Shelly looked satisfied.
I got up slowly. A debate then began over how to treat my once again sore back. Shelly had his pain pills and Jeremy his experience. The back wasn’t bad enough for both yet, so I went with Jeremy’s treatment. I got on my stomach and let him work with his powerful grip. A second of pain and then the relief, not perfect but much better.
I deployed the troops by assigning Shelly to Henry Brain-feeble Yew, assuming Henry was the only one Shelly could watch without being spotted unless Henry was putting on an act. Gunther I sent to Agnes Sudds and the slithering Abdul, and Jeremy to Thomas Paul, should the creature show up as he had promised. I would stay with Peg and try to keep an eye on Elder. It s
eemed reasonable. We called Elder in to help us find our suspects.
“Don’t I know you?” Elder said to Gunther as I explained our plan, at least all of it except the part about my watching him.

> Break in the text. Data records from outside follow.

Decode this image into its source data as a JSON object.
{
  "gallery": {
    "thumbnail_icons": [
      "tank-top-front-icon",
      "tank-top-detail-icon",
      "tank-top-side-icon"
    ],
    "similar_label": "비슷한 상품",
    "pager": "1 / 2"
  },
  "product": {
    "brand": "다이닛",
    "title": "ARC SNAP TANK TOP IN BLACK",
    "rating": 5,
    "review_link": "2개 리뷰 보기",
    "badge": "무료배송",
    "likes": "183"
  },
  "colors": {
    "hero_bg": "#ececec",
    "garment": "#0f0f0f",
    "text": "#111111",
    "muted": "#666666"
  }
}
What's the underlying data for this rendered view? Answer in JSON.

“Yes,” said Gunther with dignity and an accent. “I worked briefly in the circus when I came to this country. Our paths crossed. While I respect it, it is not the life with which I wish to be identified. Please do not take offense.”
Elder touched his mustache and nodded politely.

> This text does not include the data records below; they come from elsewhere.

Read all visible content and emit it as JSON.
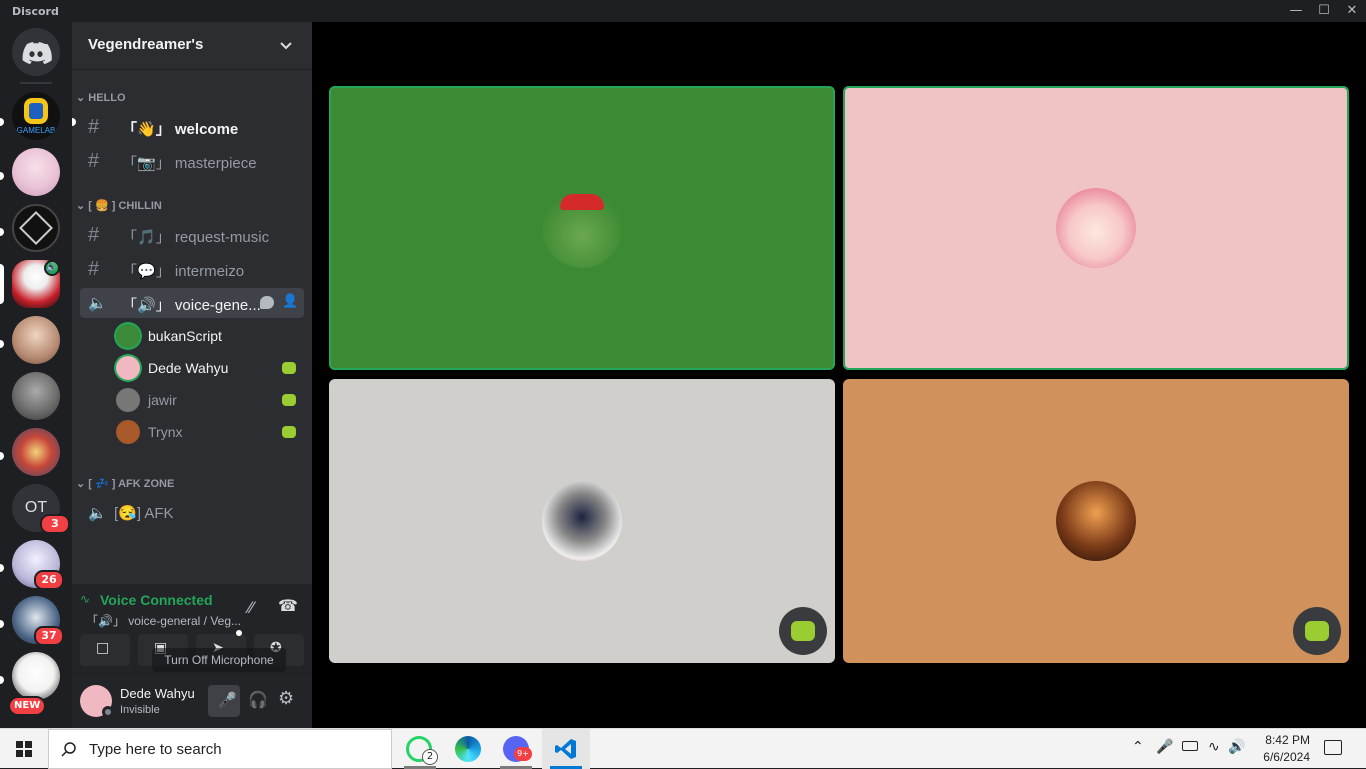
{
  "window": {
    "title": "Discord",
    "minimize_icon": "minimize-icon",
    "maximize_icon": "maximize-icon",
    "close_icon": "close-icon"
  },
  "guilds": {
    "items": [
      {
        "name": "home",
        "icon": "discord-logo-icon"
      },
      {
        "name": "GAMELAB",
        "label": "GAMELAB",
        "color": "#1f5fbf"
      },
      {
        "name": "anime-server",
        "color": "#e9c2d6"
      },
      {
        "name": "dark-emblem-server",
        "color": "#111111"
      },
      {
        "name": "voice-active-server",
        "color": "#c8202a"
      },
      {
        "name": "anime-girl-server",
        "color": "#b68a72"
      },
      {
        "name": "face-server",
        "color": "#6d6d6d"
      },
      {
        "name": "cartoon-server",
        "color": "#3a4a6b"
      },
      {
        "name": "OT",
        "label": "OT",
        "badge": "3"
      },
      {
        "name": "server-26",
        "badge": "26",
        "color": "#b8b6d8"
      },
      {
        "name": "server-37",
        "badge": "37",
        "color": "#4c6687"
      },
      {
        "name": "server-new",
        "badge": "NEW",
        "color": "#f2f2f2"
      }
    ]
  },
  "server": {
    "name": "Vegendreamer's",
    "dropdown_icon": "chevron-down-icon"
  },
  "categories": [
    {
      "label": "HELLO"
    },
    {
      "label": "[ 🍔 ] CHILLIN"
    },
    {
      "label": "[ 💤 ] AFK ZONE"
    }
  ],
  "channels": {
    "welcome": {
      "open": "「",
      "emoji": "👋",
      "close": "」",
      "name": "welcome"
    },
    "masterpiece": {
      "open": "「",
      "emoji": "📷",
      "close": "」",
      "name": "masterpiece"
    },
    "request_music": {
      "open": "「",
      "emoji": "🎵",
      "close": "」",
      "name": "request-music"
    },
    "intermeizo": {
      "open": "「",
      "emoji": "💬",
      "close": "」",
      "name": "intermeizo"
    },
    "voice_general": {
      "open": "「",
      "emoji": "🔊",
      "close": "」",
      "name": "voice-gene..."
    },
    "afk": {
      "open": "[",
      "emoji": "😪",
      "close": "]",
      "name": "AFK"
    }
  },
  "voice_members": [
    {
      "name": "bukanScript",
      "highlight": true,
      "avatar_color": "#3b8a3a"
    },
    {
      "name": "Dede Wahyu",
      "highlight": true,
      "avatar_color": "#f0b8c0",
      "activity_icon": "game-activity-icon"
    },
    {
      "name": "jawir",
      "highlight": false,
      "avatar_color": "#777777",
      "activity_icon": "game-activity-icon"
    },
    {
      "name": "Trynx",
      "highlight": false,
      "avatar_color": "#a85a2a",
      "activity_icon": "game-activity-icon"
    }
  ],
  "voice_panel": {
    "status": "Voice Connected",
    "channel": "「🔊」 voice-general / Veg...",
    "tooltip": "Turn Off Microphone"
  },
  "user_panel": {
    "name": "Dede Wahyu",
    "status": "Invisible"
  },
  "video_tiles": [
    {
      "name": "bukanScript",
      "bg": "#3d8a34",
      "speaking": true
    },
    {
      "name": "Dede Wahyu",
      "bg": "#f0c4c4",
      "speaking": true
    },
    {
      "name": "jawir",
      "bg": "#d0cfcb",
      "speaking": false,
      "activity": true
    },
    {
      "name": "Trynx",
      "bg": "#d0915c",
      "speaking": false,
      "activity": true
    }
  ],
  "taskbar": {
    "search_placeholder": "Type here to search",
    "apps": [
      {
        "name": "whatsapp",
        "badge": "2"
      },
      {
        "name": "edge"
      },
      {
        "name": "discord",
        "badge": "9+"
      },
      {
        "name": "vscode"
      }
    ],
    "time": "8:42 PM",
    "date": "6/6/2024"
  },
  "colors": {
    "accent_green": "#23a55a",
    "mention_red": "#f23f43",
    "discord_blurple": "#5865f2"
  }
}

I wondered how painful the experience of coming back to the circus would be for Gunther. I hadn’t thought about it when I sent for him. I had sent for a friend and forgotten that he was a sensitive small human who was trying desperately to achieve some dignity and distance from the public view of midgets as curiosities and freaks. I didn’t think he could do it with people on the street. It takes knowing someone not to see him.
Elder led everyone out after we agreed to meet again at midnight or when we were sure the people we were watching were well tucked in for the night. It was the best we could do for the moment.
Peg came back with a pair of pants for me, a shirt, and my zipperless jacket.
“Coast is clear,” she said. “The sheriff has gone. I think he’s convinced you went back to Los Angeles.”
I started to dress, put one foot in my pants and tore some stitches. Peg sat down and watched me. The band struck a loud chord far off, and the crowd went, “Ahhhh.”
“Martin the Great,” she said. “Sways on a flexible bar fifty feet high. They think he’s going to fall. A good trick.”
“Dangerous?” I asked, buttoning my shirt.
“You’re one button off,” she said. “Not too dangerous. Emmett Kelly told me once the most dangerous act he ever saw was a guy named Fitzgerald at a small circus back in Missouri. Fitzgerald worked a high wire without a net, dangerous stuff, didn’t give a darn for the audience. Didn’t make easy things look hard. Tried to make everything look easy. Wouldn’t play for a bow, just walked off when his act was finished. Kelly says he was the greatest, but no one but the circus people ever knew it.”